The accuracy for Random Forest is -> 86.32%


Já conseguimos notar a melhora no modelo. Utilizando o modelo Random Forest, acertamos o Churn em 86,32% dos casos.
***
***
We have already noticed an improvement in the model. Using the Random Forest model, we correctly predicted Churn in 86.32% of the cases.

F1-Score

In [39]:
from sklearn.metrics import f1_score

Predicting

In [40]:
p_r = classifier.predict(x_test)

In [50]:
print('The result for the F1-score in this model is -> %.2f%%' % (f1_score(y_test,p_r ) * 100))

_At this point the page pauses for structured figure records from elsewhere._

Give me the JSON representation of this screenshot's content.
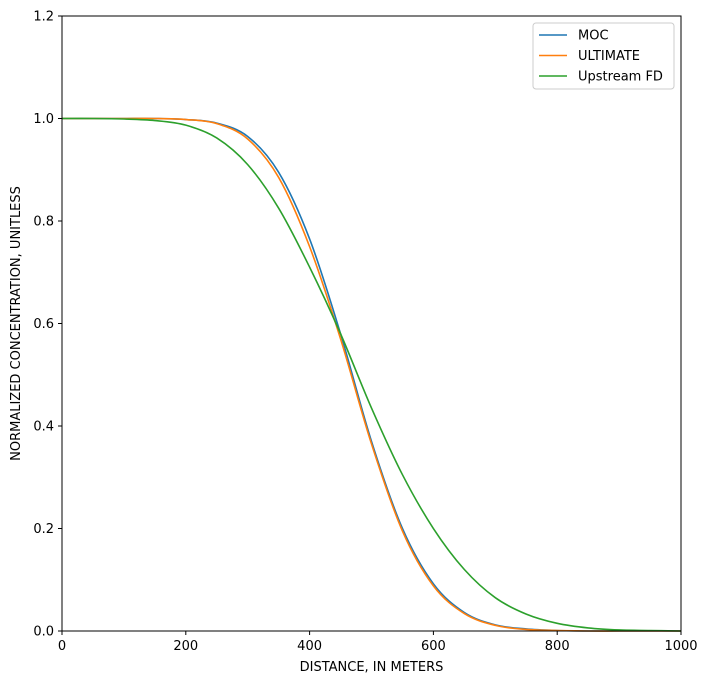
{
  "chart_data": {
    "type": "line",
    "title": "",
    "xlabel": "DISTANCE, IN METERS",
    "ylabel": "NORMALIZED CONCENTRATION, UNITLESS",
    "xlim": [
      0,
      1000
    ],
    "ylim": [
      0,
      1.2
    ],
    "xticks": [
      0,
      200,
      400,
      600,
      800,
      1000
    ],
    "yticks": [
      0.0,
      0.2,
      0.4,
      0.6,
      0.8,
      1.0,
      1.2
    ],
    "xtick_labels": [
      "0",
      "200",
      "400",
      "600",
      "800",
      "1000"
    ],
    "ytick_labels": [
      "0.0",
      "0.2",
      "0.4",
      "0.6",
      "0.8",
      "1.0",
      "1.2"
    ],
    "grid": false,
    "legend_position": "top-right",
    "x": [
      0,
      50,
      100,
      150,
      200,
      250,
      300,
      350,
      400,
      450,
      500,
      550,
      600,
      650,
      700,
      750,
      800,
      850,
      900,
      950,
      1000
    ],
    "series": [
      {
        "name": "MOC",
        "color": "#1f77b4",
        "values": [
          1.0,
          1.0,
          1.0,
          1.0,
          0.998,
          0.991,
          0.965,
          0.895,
          0.765,
          0.58,
          0.37,
          0.2,
          0.092,
          0.036,
          0.012,
          0.004,
          0.001,
          0.0,
          0.0,
          0.0,
          0.0
        ]
      },
      {
        "name": "ULTIMATE",
        "color": "#ff7f0e",
        "values": [
          1.0,
          1.0,
          1.0,
          1.0,
          0.998,
          0.99,
          0.96,
          0.885,
          0.75,
          0.57,
          0.365,
          0.195,
          0.088,
          0.034,
          0.011,
          0.003,
          0.001,
          0.0,
          0.0,
          0.0,
          0.0
        ]
      },
      {
        "name": "Upstream FD",
        "color": "#2ca02c",
        "values": [
          1.0,
          1.0,
          0.999,
          0.996,
          0.987,
          0.962,
          0.91,
          0.825,
          0.71,
          0.58,
          0.435,
          0.305,
          0.2,
          0.12,
          0.065,
          0.033,
          0.015,
          0.006,
          0.002,
          0.001,
          0.0
        ]
      }
    ]
  }
}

The result for the F1-score in this model is -> 58.80%


A interpretação de 58,80% indica um equilíbrio entre precisão e recall, o que é especialmente importante quando lidamos com desequilíbrio de classes.
***
***
The interpretation of 58.80% indicates a balance between precision and recall, which is particularly important when dealing with class imbalance.

##Decision Tree


In [42]:
from sklearn.tree import DecisionTreeClassifier

Instantiating and training the model.







In [43]:
dtc = DecisionTreeClassifier(criterion='entropy',
                             random_state = 42)
dtc.fit(x_train,y_train)

Predicting

In [44]:
p_tree = dtc.predict(x_test)

Accuracy

In [52]:
print('The accuracy for the Decision Tree  is -> %.2f%%' % (accuracy_score(y_test, p_tree) * 100))


The accuracy for the Decision Tree  is -> 78.00%


F1-Score

In [55]:
print('The result for the F1-score in this model is-> %.2f%%' % (f1_score(y_test,p_tree ) * 100))

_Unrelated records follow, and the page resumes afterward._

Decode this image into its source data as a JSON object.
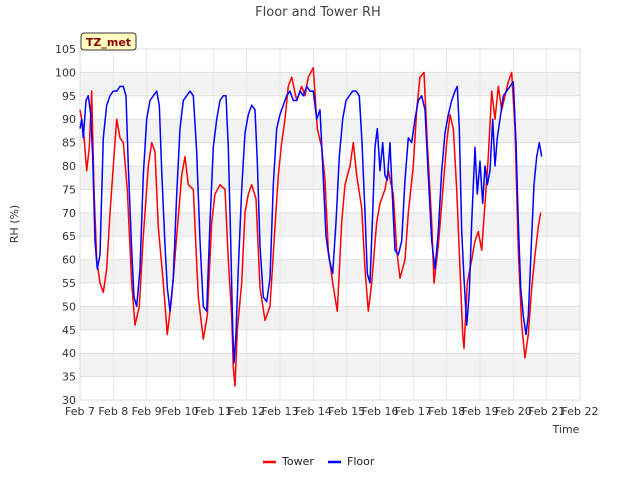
{
  "chart_data": {
    "type": "line",
    "title": "Floor and Tower RH",
    "badge": "TZ_met",
    "xlabel": "Time",
    "ylabel": "RH (%)",
    "ylim": [
      30,
      105
    ],
    "xlim": [
      0,
      15
    ],
    "y_ticks": [
      30,
      35,
      40,
      45,
      50,
      55,
      60,
      65,
      70,
      75,
      80,
      85,
      90,
      95,
      100,
      105
    ],
    "x_ticks": [
      {
        "pos": 0,
        "label": "Feb 7"
      },
      {
        "pos": 1,
        "label": "Feb 8"
      },
      {
        "pos": 2,
        "label": "Feb 9"
      },
      {
        "pos": 3,
        "label": "Feb 10"
      },
      {
        "pos": 4,
        "label": "Feb 11"
      },
      {
        "pos": 5,
        "label": "Feb 12"
      },
      {
        "pos": 6,
        "label": "Feb 13"
      },
      {
        "pos": 7,
        "label": "Feb 14"
      },
      {
        "pos": 8,
        "label": "Feb 15"
      },
      {
        "pos": 9,
        "label": "Feb 16"
      },
      {
        "pos": 10,
        "label": "Feb 17"
      },
      {
        "pos": 11,
        "label": "Feb 18"
      },
      {
        "pos": 12,
        "label": "Feb 19"
      },
      {
        "pos": 13,
        "label": "Feb 20"
      },
      {
        "pos": 14,
        "label": "Feb 21"
      },
      {
        "pos": 15,
        "label": "Feb 22"
      }
    ],
    "legend_position": "bottom-center",
    "series": [
      {
        "name": "Tower",
        "color": "#ff0000",
        "points": [
          [
            0.0,
            92
          ],
          [
            0.1,
            88
          ],
          [
            0.2,
            79
          ],
          [
            0.28,
            84
          ],
          [
            0.35,
            96
          ],
          [
            0.42,
            75
          ],
          [
            0.5,
            60
          ],
          [
            0.6,
            55
          ],
          [
            0.7,
            53
          ],
          [
            0.8,
            58
          ],
          [
            0.9,
            70
          ],
          [
            1.0,
            80
          ],
          [
            1.1,
            90
          ],
          [
            1.2,
            86
          ],
          [
            1.3,
            85
          ],
          [
            1.42,
            75
          ],
          [
            1.55,
            55
          ],
          [
            1.65,
            46
          ],
          [
            1.78,
            50
          ],
          [
            1.9,
            65
          ],
          [
            2.05,
            80
          ],
          [
            2.15,
            85
          ],
          [
            2.25,
            83
          ],
          [
            2.35,
            67
          ],
          [
            2.5,
            55
          ],
          [
            2.62,
            44
          ],
          [
            2.75,
            52
          ],
          [
            2.9,
            65
          ],
          [
            3.05,
            78
          ],
          [
            3.15,
            82
          ],
          [
            3.25,
            76
          ],
          [
            3.4,
            75
          ],
          [
            3.55,
            52
          ],
          [
            3.7,
            43
          ],
          [
            3.82,
            48
          ],
          [
            3.95,
            68
          ],
          [
            4.05,
            74
          ],
          [
            4.2,
            76
          ],
          [
            4.35,
            75
          ],
          [
            4.45,
            60
          ],
          [
            4.55,
            48
          ],
          [
            4.6,
            37
          ],
          [
            4.65,
            33
          ],
          [
            4.72,
            45
          ],
          [
            4.85,
            55
          ],
          [
            4.95,
            70
          ],
          [
            5.05,
            74
          ],
          [
            5.15,
            76
          ],
          [
            5.28,
            73
          ],
          [
            5.4,
            54
          ],
          [
            5.55,
            47
          ],
          [
            5.7,
            50
          ],
          [
            5.85,
            67
          ],
          [
            5.95,
            78
          ],
          [
            6.05,
            85
          ],
          [
            6.15,
            90
          ],
          [
            6.25,
            97
          ],
          [
            6.35,
            99
          ],
          [
            6.5,
            94
          ],
          [
            6.65,
            97
          ],
          [
            6.75,
            95
          ],
          [
            6.85,
            99
          ],
          [
            7.0,
            101
          ],
          [
            7.12,
            88
          ],
          [
            7.25,
            84
          ],
          [
            7.35,
            77
          ],
          [
            7.45,
            62
          ],
          [
            7.58,
            55
          ],
          [
            7.72,
            49
          ],
          [
            7.85,
            68
          ],
          [
            7.95,
            76
          ],
          [
            8.1,
            80
          ],
          [
            8.2,
            85
          ],
          [
            8.3,
            78
          ],
          [
            8.45,
            71
          ],
          [
            8.55,
            58
          ],
          [
            8.65,
            49
          ],
          [
            8.75,
            55
          ],
          [
            8.9,
            68
          ],
          [
            9.0,
            72
          ],
          [
            9.15,
            75
          ],
          [
            9.25,
            79
          ],
          [
            9.4,
            74
          ],
          [
            9.5,
            62
          ],
          [
            9.6,
            56
          ],
          [
            9.75,
            60
          ],
          [
            9.85,
            70
          ],
          [
            10.0,
            80
          ],
          [
            10.1,
            92
          ],
          [
            10.2,
            99
          ],
          [
            10.32,
            100
          ],
          [
            10.42,
            85
          ],
          [
            10.55,
            68
          ],
          [
            10.62,
            55
          ],
          [
            10.75,
            63
          ],
          [
            10.9,
            76
          ],
          [
            11.0,
            85
          ],
          [
            11.1,
            91
          ],
          [
            11.2,
            88
          ],
          [
            11.3,
            75
          ],
          [
            11.4,
            58
          ],
          [
            11.48,
            44
          ],
          [
            11.52,
            41
          ],
          [
            11.62,
            55
          ],
          [
            11.75,
            60
          ],
          [
            11.85,
            64
          ],
          [
            11.95,
            66
          ],
          [
            12.05,
            62
          ],
          [
            12.15,
            72
          ],
          [
            12.25,
            82
          ],
          [
            12.35,
            96
          ],
          [
            12.45,
            90
          ],
          [
            12.55,
            97
          ],
          [
            12.65,
            92
          ],
          [
            12.75,
            95
          ],
          [
            12.85,
            98
          ],
          [
            12.95,
            100
          ],
          [
            13.05,
            88
          ],
          [
            13.15,
            62
          ],
          [
            13.25,
            46
          ],
          [
            13.35,
            39
          ],
          [
            13.45,
            44
          ],
          [
            13.55,
            54
          ],
          [
            13.65,
            61
          ],
          [
            13.75,
            67
          ],
          [
            13.82,
            70
          ]
        ]
      },
      {
        "name": "Floor",
        "color": "#0000ff",
        "points": [
          [
            0.0,
            88
          ],
          [
            0.05,
            90
          ],
          [
            0.1,
            86
          ],
          [
            0.18,
            94
          ],
          [
            0.25,
            95
          ],
          [
            0.32,
            91
          ],
          [
            0.38,
            82
          ],
          [
            0.45,
            64
          ],
          [
            0.52,
            58
          ],
          [
            0.6,
            61
          ],
          [
            0.7,
            86
          ],
          [
            0.8,
            93
          ],
          [
            0.9,
            95
          ],
          [
            1.0,
            96
          ],
          [
            1.1,
            96
          ],
          [
            1.2,
            97
          ],
          [
            1.3,
            97
          ],
          [
            1.38,
            95
          ],
          [
            1.45,
            80
          ],
          [
            1.55,
            62
          ],
          [
            1.62,
            52
          ],
          [
            1.7,
            50
          ],
          [
            1.8,
            58
          ],
          [
            1.9,
            78
          ],
          [
            2.0,
            90
          ],
          [
            2.1,
            94
          ],
          [
            2.2,
            95
          ],
          [
            2.3,
            96
          ],
          [
            2.38,
            93
          ],
          [
            2.45,
            79
          ],
          [
            2.55,
            63
          ],
          [
            2.62,
            54
          ],
          [
            2.7,
            49
          ],
          [
            2.8,
            56
          ],
          [
            2.9,
            74
          ],
          [
            3.0,
            88
          ],
          [
            3.1,
            94
          ],
          [
            3.2,
            95
          ],
          [
            3.3,
            96
          ],
          [
            3.4,
            95
          ],
          [
            3.5,
            83
          ],
          [
            3.6,
            64
          ],
          [
            3.7,
            50
          ],
          [
            3.8,
            49
          ],
          [
            3.9,
            68
          ],
          [
            4.0,
            84
          ],
          [
            4.1,
            90
          ],
          [
            4.2,
            94
          ],
          [
            4.3,
            95
          ],
          [
            4.38,
            95
          ],
          [
            4.45,
            84
          ],
          [
            4.52,
            64
          ],
          [
            4.58,
            45
          ],
          [
            4.62,
            38
          ],
          [
            4.68,
            44
          ],
          [
            4.75,
            58
          ],
          [
            4.85,
            75
          ],
          [
            4.95,
            87
          ],
          [
            5.05,
            91
          ],
          [
            5.15,
            93
          ],
          [
            5.25,
            92
          ],
          [
            5.32,
            81
          ],
          [
            5.4,
            63
          ],
          [
            5.5,
            52
          ],
          [
            5.6,
            51
          ],
          [
            5.7,
            56
          ],
          [
            5.8,
            76
          ],
          [
            5.9,
            88
          ],
          [
            6.0,
            91
          ],
          [
            6.1,
            93
          ],
          [
            6.2,
            95
          ],
          [
            6.3,
            96
          ],
          [
            6.4,
            94
          ],
          [
            6.5,
            94
          ],
          [
            6.6,
            96
          ],
          [
            6.7,
            95
          ],
          [
            6.8,
            97
          ],
          [
            6.9,
            96
          ],
          [
            7.0,
            96
          ],
          [
            7.1,
            90
          ],
          [
            7.2,
            92
          ],
          [
            7.28,
            80
          ],
          [
            7.38,
            65
          ],
          [
            7.48,
            60
          ],
          [
            7.58,
            57
          ],
          [
            7.68,
            68
          ],
          [
            7.78,
            82
          ],
          [
            7.88,
            90
          ],
          [
            7.98,
            94
          ],
          [
            8.08,
            95
          ],
          [
            8.18,
            96
          ],
          [
            8.28,
            96
          ],
          [
            8.38,
            95
          ],
          [
            8.46,
            85
          ],
          [
            8.55,
            70
          ],
          [
            8.62,
            57
          ],
          [
            8.7,
            55
          ],
          [
            8.78,
            70
          ],
          [
            8.85,
            84
          ],
          [
            8.92,
            88
          ],
          [
            9.0,
            79
          ],
          [
            9.08,
            85
          ],
          [
            9.15,
            78
          ],
          [
            9.22,
            77
          ],
          [
            9.3,
            85
          ],
          [
            9.38,
            72
          ],
          [
            9.45,
            62
          ],
          [
            9.55,
            61
          ],
          [
            9.65,
            64
          ],
          [
            9.75,
            77
          ],
          [
            9.85,
            86
          ],
          [
            9.95,
            85
          ],
          [
            10.05,
            90
          ],
          [
            10.15,
            94
          ],
          [
            10.25,
            95
          ],
          [
            10.35,
            92
          ],
          [
            10.45,
            78
          ],
          [
            10.55,
            64
          ],
          [
            10.65,
            58
          ],
          [
            10.75,
            66
          ],
          [
            10.85,
            79
          ],
          [
            10.95,
            87
          ],
          [
            11.05,
            91
          ],
          [
            11.15,
            94
          ],
          [
            11.25,
            96
          ],
          [
            11.32,
            97
          ],
          [
            11.38,
            88
          ],
          [
            11.45,
            66
          ],
          [
            11.52,
            56
          ],
          [
            11.6,
            46
          ],
          [
            11.68,
            53
          ],
          [
            11.75,
            68
          ],
          [
            11.85,
            84
          ],
          [
            11.92,
            74
          ],
          [
            12.0,
            81
          ],
          [
            12.08,
            72
          ],
          [
            12.15,
            80
          ],
          [
            12.22,
            76
          ],
          [
            12.3,
            79
          ],
          [
            12.38,
            90
          ],
          [
            12.45,
            80
          ],
          [
            12.52,
            86
          ],
          [
            12.6,
            90
          ],
          [
            12.7,
            95
          ],
          [
            12.8,
            96
          ],
          [
            12.9,
            97
          ],
          [
            13.0,
            98
          ],
          [
            13.08,
            85
          ],
          [
            13.15,
            68
          ],
          [
            13.22,
            54
          ],
          [
            13.3,
            48
          ],
          [
            13.38,
            44
          ],
          [
            13.45,
            48
          ],
          [
            13.55,
            65
          ],
          [
            13.62,
            76
          ],
          [
            13.7,
            82
          ],
          [
            13.78,
            85
          ],
          [
            13.85,
            82
          ]
        ]
      }
    ]
  }
}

The result for the F1-score in this model is-> 46.08%


**O modelo Árvore de Decisão, embora tenha apresentado um aumento no F1-Score em relação ao LinearSVC, foi menos assertivo que o Random Forest em ambas as métricas.**
***
***

The Decision Tree model, despite showing an improvement in F1-Score compared to LinearSVC, was less assertive than the Random Forest in both metrics.

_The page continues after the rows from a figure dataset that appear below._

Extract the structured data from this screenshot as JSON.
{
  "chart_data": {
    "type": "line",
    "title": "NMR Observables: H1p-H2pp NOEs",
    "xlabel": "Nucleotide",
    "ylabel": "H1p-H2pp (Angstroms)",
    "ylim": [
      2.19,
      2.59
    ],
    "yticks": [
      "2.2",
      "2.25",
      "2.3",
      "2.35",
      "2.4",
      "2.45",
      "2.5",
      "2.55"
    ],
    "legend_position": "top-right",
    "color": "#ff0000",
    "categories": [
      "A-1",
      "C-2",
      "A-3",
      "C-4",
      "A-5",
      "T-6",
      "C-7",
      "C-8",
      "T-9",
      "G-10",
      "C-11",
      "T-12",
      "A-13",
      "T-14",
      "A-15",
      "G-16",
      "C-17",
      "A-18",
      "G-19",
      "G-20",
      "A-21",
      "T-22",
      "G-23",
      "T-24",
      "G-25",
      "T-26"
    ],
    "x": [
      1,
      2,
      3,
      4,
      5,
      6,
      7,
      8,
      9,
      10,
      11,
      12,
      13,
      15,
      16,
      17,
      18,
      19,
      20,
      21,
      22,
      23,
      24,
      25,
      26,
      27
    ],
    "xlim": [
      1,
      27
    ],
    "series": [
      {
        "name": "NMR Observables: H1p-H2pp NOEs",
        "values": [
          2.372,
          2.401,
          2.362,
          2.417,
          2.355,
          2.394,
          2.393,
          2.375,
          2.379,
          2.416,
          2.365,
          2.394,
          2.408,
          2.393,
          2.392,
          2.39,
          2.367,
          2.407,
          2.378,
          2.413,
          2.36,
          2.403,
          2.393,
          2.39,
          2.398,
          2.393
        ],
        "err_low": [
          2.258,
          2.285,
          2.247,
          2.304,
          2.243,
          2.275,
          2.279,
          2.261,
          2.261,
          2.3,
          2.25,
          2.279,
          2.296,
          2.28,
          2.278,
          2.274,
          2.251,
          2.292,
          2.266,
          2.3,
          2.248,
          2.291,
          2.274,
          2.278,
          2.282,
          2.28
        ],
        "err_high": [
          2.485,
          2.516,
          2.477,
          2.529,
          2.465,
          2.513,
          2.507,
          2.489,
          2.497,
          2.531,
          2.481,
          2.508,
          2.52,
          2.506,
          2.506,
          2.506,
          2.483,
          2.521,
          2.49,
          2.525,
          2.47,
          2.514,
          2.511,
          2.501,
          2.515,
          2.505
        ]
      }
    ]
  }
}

## Cálculo das métricas por modelos
***
**LinearSVC:**
*   Acurácia -> 81.00%
*   F1-Score -> 28.14%
***
**Random Forest:**
*   Acurácia -> 86.32%
*   F1-Score -> 58.80%
***
**Árvore de Decisão:**
*   Acurácia -> 78.00%
*   F1-Score -> 46.08%
***
***

## Calculation of metrics by models
***
**LinearSVC:**
*   Accuracy -> 81.00%
*   F1-Score -> 28.14%
***
**Random Forest:**
*   Accuracy -> 86.32%
*   F1-Score -> 58.80%
***
**Árvore de Decisão:**
*   Accuracy -> 78.00%
*   F1-Score -> 46.08%
***

# Agora conseguimos chegar à conclusão de que o melhor modelo para este caso é o Random Forest, pois nos proporciona um acerto, ou seja, uma acurácia em 86,32% dos casos. Sabendo que seu equilíbrio em acertos tem uma larga vantagem em relação aos outros, com um F1-Score de 58,80%.

***
***


#Now we have come to the conclusion that the best model for this case is the Random Forest, as it provides us with accuracy, meaning 86.32% accuracy in cases. Knowing that its balance in accuracy has a significant advantage over others, with an F1-Score of 58.80%.